Tantissimi anni fa, nell’antico Giappone, vivevano a Matsuyama, nella Provincia di Echigo, un uomo e sua moglie.
Quando questa storia ha inizio, erano già sposati da alcuni anni e la loro unione era stata benedetta dalla nascita di una bambina, che era la gioia e l’orgoglio della loro vita, e pensavano che sarebbe stata una fonte d’infinita felicità nella loro vecchiaia.

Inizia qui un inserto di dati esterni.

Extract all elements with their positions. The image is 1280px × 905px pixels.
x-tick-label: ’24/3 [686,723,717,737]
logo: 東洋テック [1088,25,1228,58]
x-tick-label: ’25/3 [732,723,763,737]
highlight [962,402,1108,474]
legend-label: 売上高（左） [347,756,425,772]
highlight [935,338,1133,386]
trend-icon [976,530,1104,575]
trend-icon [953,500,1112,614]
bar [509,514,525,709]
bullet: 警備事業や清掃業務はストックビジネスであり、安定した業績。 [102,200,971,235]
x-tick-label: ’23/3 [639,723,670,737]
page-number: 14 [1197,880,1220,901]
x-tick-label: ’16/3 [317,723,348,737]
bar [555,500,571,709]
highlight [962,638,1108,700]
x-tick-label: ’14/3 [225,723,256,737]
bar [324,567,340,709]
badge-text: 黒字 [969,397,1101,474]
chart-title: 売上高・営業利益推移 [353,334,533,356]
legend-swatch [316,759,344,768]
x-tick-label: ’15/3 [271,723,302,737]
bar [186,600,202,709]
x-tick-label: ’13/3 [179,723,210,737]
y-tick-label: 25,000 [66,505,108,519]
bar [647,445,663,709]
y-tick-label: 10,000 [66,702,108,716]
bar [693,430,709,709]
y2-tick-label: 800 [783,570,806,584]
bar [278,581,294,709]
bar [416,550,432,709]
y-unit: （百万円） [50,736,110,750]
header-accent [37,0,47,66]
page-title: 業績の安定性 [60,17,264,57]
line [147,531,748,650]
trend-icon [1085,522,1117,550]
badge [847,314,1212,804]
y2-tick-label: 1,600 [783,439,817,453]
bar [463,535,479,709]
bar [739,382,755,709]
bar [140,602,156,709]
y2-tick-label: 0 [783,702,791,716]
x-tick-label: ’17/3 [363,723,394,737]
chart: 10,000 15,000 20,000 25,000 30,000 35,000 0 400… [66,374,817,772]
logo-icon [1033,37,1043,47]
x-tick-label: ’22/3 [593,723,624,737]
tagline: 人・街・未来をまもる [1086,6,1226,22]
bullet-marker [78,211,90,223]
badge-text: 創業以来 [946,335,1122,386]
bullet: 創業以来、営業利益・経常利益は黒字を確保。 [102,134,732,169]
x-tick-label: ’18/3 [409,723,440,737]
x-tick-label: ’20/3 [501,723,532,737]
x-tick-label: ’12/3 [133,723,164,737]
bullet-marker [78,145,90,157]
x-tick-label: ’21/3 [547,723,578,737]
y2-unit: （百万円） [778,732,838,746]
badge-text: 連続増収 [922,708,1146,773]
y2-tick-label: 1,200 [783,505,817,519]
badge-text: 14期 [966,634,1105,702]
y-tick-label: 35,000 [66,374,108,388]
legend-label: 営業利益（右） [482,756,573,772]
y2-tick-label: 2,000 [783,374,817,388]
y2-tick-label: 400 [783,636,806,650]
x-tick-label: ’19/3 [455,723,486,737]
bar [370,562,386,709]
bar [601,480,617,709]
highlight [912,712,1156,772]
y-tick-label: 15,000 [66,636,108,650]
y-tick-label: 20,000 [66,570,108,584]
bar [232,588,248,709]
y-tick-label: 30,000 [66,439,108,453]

Giorni incisi a lettere d’oro nella loro memoria erano stati quelli che avevano segnato l’uscita della bambina dalla prima infanzia; la visita al tempio quando aveva appena tredici giorni, con la mamma che la portava in braccio orgogliosa, vestita con il kimono da cerimonia, per metterla sotto la protezione della divinità di famiglia; e poi la sua prima festa delle bambole, quando i genitori le avevano regalato una serie di bambole e i loro corredini da arricchire un anno dopo l’altro; e poi l’avvenimento forse più importante, al suo terzo compleanno, quando il suo primo obi, tutto oro e scarlatto, era stato legato intorno al suo vitino a simboleggiare che aveva oltrepassato la soglia della prima infanzia e l’aveva lasciata alle spalle.